Prepare to be recognized on a different level than ever before. Clarice Lispector peers at the world, at us, from a similar orbit to Mavis Gallant — nothing escapes her gaze — but from a different planet, and possibly a different dimension. Nothing here is ordinary: an egg, a family asleep in a tidy home, a typist weary of her circumscribed typist life — each transforms under Lispector's touch into the shimmeringly surreal or delightfully absurd. Each story is a brilliant explosion.

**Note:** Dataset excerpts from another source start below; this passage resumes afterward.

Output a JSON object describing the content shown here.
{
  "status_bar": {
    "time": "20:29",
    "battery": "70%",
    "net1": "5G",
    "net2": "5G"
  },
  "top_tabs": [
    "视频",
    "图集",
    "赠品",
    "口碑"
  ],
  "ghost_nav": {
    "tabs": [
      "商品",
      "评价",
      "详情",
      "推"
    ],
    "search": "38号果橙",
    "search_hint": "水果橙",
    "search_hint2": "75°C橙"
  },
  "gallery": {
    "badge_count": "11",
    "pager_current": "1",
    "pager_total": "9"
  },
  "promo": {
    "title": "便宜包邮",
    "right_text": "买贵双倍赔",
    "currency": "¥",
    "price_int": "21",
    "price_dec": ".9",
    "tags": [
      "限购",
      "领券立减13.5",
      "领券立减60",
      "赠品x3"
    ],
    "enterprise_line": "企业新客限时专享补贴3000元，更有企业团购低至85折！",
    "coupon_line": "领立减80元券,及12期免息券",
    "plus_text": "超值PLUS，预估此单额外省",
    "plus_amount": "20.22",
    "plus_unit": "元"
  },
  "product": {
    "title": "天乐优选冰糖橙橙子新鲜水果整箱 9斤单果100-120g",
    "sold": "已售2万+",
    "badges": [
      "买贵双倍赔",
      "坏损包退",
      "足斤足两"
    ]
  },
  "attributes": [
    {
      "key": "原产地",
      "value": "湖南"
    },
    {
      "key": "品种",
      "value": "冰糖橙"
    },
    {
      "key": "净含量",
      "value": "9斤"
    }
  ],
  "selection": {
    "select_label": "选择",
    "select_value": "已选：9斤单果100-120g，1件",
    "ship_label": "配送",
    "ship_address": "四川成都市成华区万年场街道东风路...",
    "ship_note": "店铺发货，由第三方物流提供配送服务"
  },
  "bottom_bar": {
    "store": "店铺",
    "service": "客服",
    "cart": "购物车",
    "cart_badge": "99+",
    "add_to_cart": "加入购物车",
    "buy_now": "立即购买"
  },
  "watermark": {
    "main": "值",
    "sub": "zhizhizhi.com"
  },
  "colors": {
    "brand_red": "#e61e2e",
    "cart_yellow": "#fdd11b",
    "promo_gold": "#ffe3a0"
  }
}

Clarice Lispector (1920-1977) is considered the greatest Brazilian writer of the twentieth century, and has also been called the most important Jewish writer since Franz Kafka. She was born in Western Ukraine and moved with her family to Brazil as an infant. Lispector started writing fiction and journalism in law school, and published her first novel, Near to the Wild Heart, an instant sensation, at 23. She went on to publish several story collections and novels, and many, like this one, are now lovingly presented to English-language readers by the formidable New Directions — and their reception has been ecstatic:
"Clarice Lispector had a diamond-hard intelligence, a visionary instinct, and a sense of humor that veered from naïf wonder to wicked comedy." —Rachel Kushner
"Lispector reads with lively intelligence and is terrifically funny. Language, for her, was the self's light." —Lorrie Moore
"Through these 85 stories, these mini invasions, it's apparent that yes, Clarice Lispector was indeed a singular artist. Decades after her death, she continues to champion the possibilities of language, and its ability to mesmerize." —Juan Vidal, NPR
"The Complete Stories is a dangerous book to read quickly or casually because it's so consistently delirious. Sentence by sentence, page by page, Lispector is exhilaratingly, arrestingly strange." —Terrence Rafferty, New York Times Sunday Book Review
The Complete Stories was translated by Katrina Dodson, with contributions by Benjamin Moser.